Perhaps! I’m curious which of them catch your eye for further reading and why. I’ve got a lot on my reading list, but I’d be down to hop on a call and read some of these in sync with someone.
I found this one particularly relevant:
https://arxiv.org/abs/2010.00581 - “Emergent Social Learning via Multi-agent Reinforcement Learning”
It provides a solution to the problem of how an RL agent can learn to imitate the behavior of other agents.
It doesn’t help with alignment though; is more on the capabilities side.
None of these papers seem to address the question of how the agent is intrinsically motivated to learn external objectives.
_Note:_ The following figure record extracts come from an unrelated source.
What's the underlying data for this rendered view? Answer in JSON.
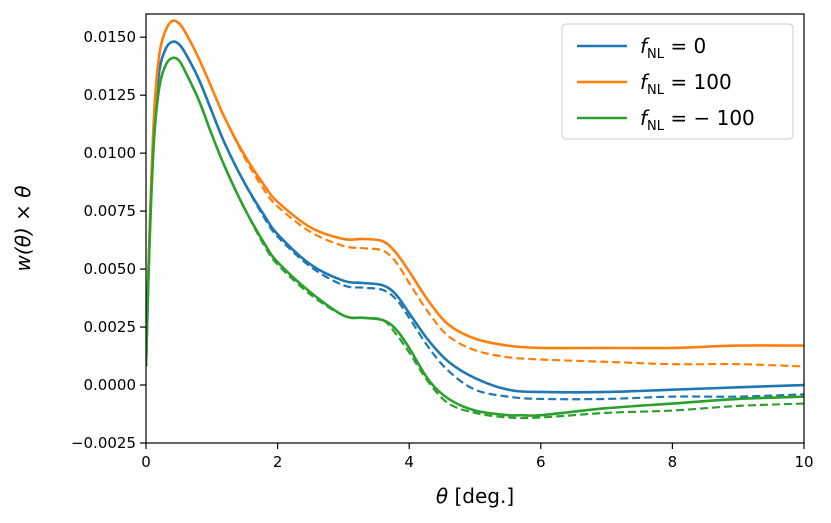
{
  "chart_data": {
    "type": "line",
    "xlabel": {
      "symbol": "θ",
      "text": " [deg.]"
    },
    "ylabel": "w(θ) × θ",
    "xlim": [
      0,
      10
    ],
    "ylim": [
      -0.0025,
      0.016
    ],
    "xticks": [
      0,
      2,
      4,
      6,
      8,
      10
    ],
    "xtick_labels": [
      "0",
      "2",
      "4",
      "6",
      "8",
      "10"
    ],
    "yticks": [
      -0.0025,
      0.0,
      0.0025,
      0.005,
      0.0075,
      0.01,
      0.0125,
      0.015
    ],
    "ytick_labels": [
      "−0.0025",
      "0.0000",
      "0.0025",
      "0.0050",
      "0.0075",
      "0.0100",
      "0.0125",
      "0.0150"
    ],
    "grid": false,
    "legend_position": "top-right",
    "series": [
      {
        "legend": {
          "sym": "f",
          "sub": "NL",
          "rest": " = 0"
        },
        "color": "#1f77b4",
        "solid": [
          [
            0.0,
            0.0008
          ],
          [
            0.05,
            0.006
          ],
          [
            0.12,
            0.011
          ],
          [
            0.2,
            0.0135
          ],
          [
            0.3,
            0.0145
          ],
          [
            0.4,
            0.0148
          ],
          [
            0.5,
            0.0147
          ],
          [
            0.6,
            0.0143
          ],
          [
            0.8,
            0.0132
          ],
          [
            1.0,
            0.0118
          ],
          [
            1.2,
            0.0104
          ],
          [
            1.5,
            0.0087
          ],
          [
            1.8,
            0.0073
          ],
          [
            2.0,
            0.0065
          ],
          [
            2.5,
            0.0052
          ],
          [
            3.0,
            0.0045
          ],
          [
            3.3,
            0.0044
          ],
          [
            3.6,
            0.0043
          ],
          [
            3.8,
            0.0039
          ],
          [
            4.0,
            0.0031
          ],
          [
            4.3,
            0.0019
          ],
          [
            4.6,
            0.001
          ],
          [
            5.0,
            0.0003
          ],
          [
            5.5,
            -0.0002
          ],
          [
            6.0,
            -0.0003
          ],
          [
            7.0,
            -0.0003
          ],
          [
            8.0,
            -0.0002
          ],
          [
            9.0,
            -0.0001
          ],
          [
            10.0,
            0.0
          ]
        ],
        "dashed": [
          [
            0.0,
            0.0008
          ],
          [
            0.05,
            0.006
          ],
          [
            0.12,
            0.011
          ],
          [
            0.2,
            0.0135
          ],
          [
            0.3,
            0.0145
          ],
          [
            0.4,
            0.0148
          ],
          [
            0.5,
            0.0147
          ],
          [
            0.6,
            0.0143
          ],
          [
            0.8,
            0.0132
          ],
          [
            1.0,
            0.0118
          ],
          [
            1.2,
            0.0104
          ],
          [
            1.5,
            0.0087
          ],
          [
            1.8,
            0.0072
          ],
          [
            2.0,
            0.0064
          ],
          [
            2.5,
            0.0051
          ],
          [
            3.0,
            0.0043
          ],
          [
            3.3,
            0.0042
          ],
          [
            3.6,
            0.0041
          ],
          [
            3.8,
            0.0037
          ],
          [
            4.0,
            0.0029
          ],
          [
            4.3,
            0.0016
          ],
          [
            4.6,
            0.0006
          ],
          [
            5.0,
            -0.0002
          ],
          [
            5.5,
            -0.0005
          ],
          [
            6.0,
            -0.0006
          ],
          [
            7.0,
            -0.0006
          ],
          [
            8.0,
            -0.0005
          ],
          [
            9.0,
            -0.0005
          ],
          [
            10.0,
            -0.0004
          ]
        ]
      },
      {
        "legend": {
          "sym": "f",
          "sub": "NL",
          "rest": " = 100"
        },
        "color": "#ff7f0e",
        "solid": [
          [
            0.0,
            0.0008
          ],
          [
            0.05,
            0.0062
          ],
          [
            0.12,
            0.0115
          ],
          [
            0.2,
            0.0142
          ],
          [
            0.3,
            0.0153
          ],
          [
            0.4,
            0.0157
          ],
          [
            0.5,
            0.0156
          ],
          [
            0.6,
            0.0152
          ],
          [
            0.8,
            0.0141
          ],
          [
            1.0,
            0.0128
          ],
          [
            1.2,
            0.0115
          ],
          [
            1.5,
            0.0099
          ],
          [
            1.8,
            0.0086
          ],
          [
            2.0,
            0.0079
          ],
          [
            2.5,
            0.0068
          ],
          [
            3.0,
            0.0063
          ],
          [
            3.3,
            0.0063
          ],
          [
            3.6,
            0.0062
          ],
          [
            3.8,
            0.0057
          ],
          [
            4.0,
            0.0049
          ],
          [
            4.3,
            0.0036
          ],
          [
            4.6,
            0.0026
          ],
          [
            5.0,
            0.002
          ],
          [
            5.5,
            0.0017
          ],
          [
            6.0,
            0.0016
          ],
          [
            7.0,
            0.0016
          ],
          [
            8.0,
            0.0016
          ],
          [
            9.0,
            0.0017
          ],
          [
            10.0,
            0.0017
          ]
        ],
        "dashed": [
          [
            0.0,
            0.0008
          ],
          [
            0.05,
            0.0062
          ],
          [
            0.12,
            0.0115
          ],
          [
            0.2,
            0.0142
          ],
          [
            0.3,
            0.0153
          ],
          [
            0.4,
            0.0157
          ],
          [
            0.5,
            0.0156
          ],
          [
            0.6,
            0.0152
          ],
          [
            0.8,
            0.0141
          ],
          [
            1.0,
            0.0128
          ],
          [
            1.2,
            0.0115
          ],
          [
            1.5,
            0.0098
          ],
          [
            1.8,
            0.0084
          ],
          [
            2.0,
            0.0077
          ],
          [
            2.5,
            0.0066
          ],
          [
            3.0,
            0.006
          ],
          [
            3.3,
            0.0059
          ],
          [
            3.6,
            0.0058
          ],
          [
            3.8,
            0.0053
          ],
          [
            4.0,
            0.0044
          ],
          [
            4.3,
            0.0031
          ],
          [
            4.6,
            0.0021
          ],
          [
            5.0,
            0.0015
          ],
          [
            5.5,
            0.0012
          ],
          [
            6.0,
            0.0011
          ],
          [
            7.0,
            0.001
          ],
          [
            8.0,
            0.0009
          ],
          [
            9.0,
            0.0009
          ],
          [
            10.0,
            0.0008
          ]
        ]
      },
      {
        "legend": {
          "sym": "f",
          "sub": "NL",
          "rest": " = − 100"
        },
        "color": "#2ca02c",
        "solid": [
          [
            0.0,
            0.0008
          ],
          [
            0.05,
            0.0058
          ],
          [
            0.12,
            0.0105
          ],
          [
            0.2,
            0.0128
          ],
          [
            0.3,
            0.0138
          ],
          [
            0.4,
            0.0141
          ],
          [
            0.5,
            0.014
          ],
          [
            0.6,
            0.0135
          ],
          [
            0.8,
            0.0123
          ],
          [
            1.0,
            0.0108
          ],
          [
            1.2,
            0.0094
          ],
          [
            1.5,
            0.0076
          ],
          [
            1.8,
            0.0061
          ],
          [
            2.0,
            0.0053
          ],
          [
            2.5,
            0.004
          ],
          [
            3.0,
            0.003
          ],
          [
            3.3,
            0.0029
          ],
          [
            3.6,
            0.0028
          ],
          [
            3.8,
            0.0024
          ],
          [
            4.0,
            0.0016
          ],
          [
            4.3,
            0.0002
          ],
          [
            4.6,
            -0.0006
          ],
          [
            5.0,
            -0.0011
          ],
          [
            5.5,
            -0.0013
          ],
          [
            5.7,
            -0.0013
          ],
          [
            6.0,
            -0.0013
          ],
          [
            7.0,
            -0.001
          ],
          [
            8.0,
            -0.0008
          ],
          [
            9.0,
            -0.0006
          ],
          [
            10.0,
            -0.0005
          ]
        ],
        "dashed": [
          [
            0.0,
            0.0008
          ],
          [
            0.05,
            0.0058
          ],
          [
            0.12,
            0.0105
          ],
          [
            0.2,
            0.0128
          ],
          [
            0.3,
            0.0138
          ],
          [
            0.4,
            0.0141
          ],
          [
            0.5,
            0.014
          ],
          [
            0.6,
            0.0135
          ],
          [
            0.8,
            0.0123
          ],
          [
            1.0,
            0.0108
          ],
          [
            1.2,
            0.0094
          ],
          [
            1.5,
            0.0076
          ],
          [
            1.8,
            0.006
          ],
          [
            2.0,
            0.0052
          ],
          [
            2.5,
            0.0039
          ],
          [
            3.0,
            0.003
          ],
          [
            3.3,
            0.0029
          ],
          [
            3.6,
            0.0028
          ],
          [
            3.8,
            0.0022
          ],
          [
            4.0,
            0.0014
          ],
          [
            4.3,
            0.0001
          ],
          [
            4.6,
            -0.0008
          ],
          [
            5.0,
            -0.0012
          ],
          [
            5.5,
            -0.0014
          ],
          [
            6.0,
            -0.0014
          ],
          [
            7.0,
            -0.0012
          ],
          [
            8.0,
            -0.0011
          ],
          [
            9.0,
            -0.0009
          ],
          [
            10.0,
            -0.0008
          ]
        ]
      }
    ]
  }
}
Either there is a human in the loop, the agent learns from humans (which improves its capability but not its alignment), or RL is applied on top. I’m in favor of keeping the human in the loop but it doesn’t scale. RL on LLMs is bound to fail, i.e., being gamed, if it the symbols aren’t grounded in something real.
I’m looking for something that explains how the presence of other agents in the environment of an agent together with reward/feedback grounded in the environment as in [Intro to brain-like-AGI safety] 6. Big picture of motivation, decision-making, and RL leads to aligned behaviors.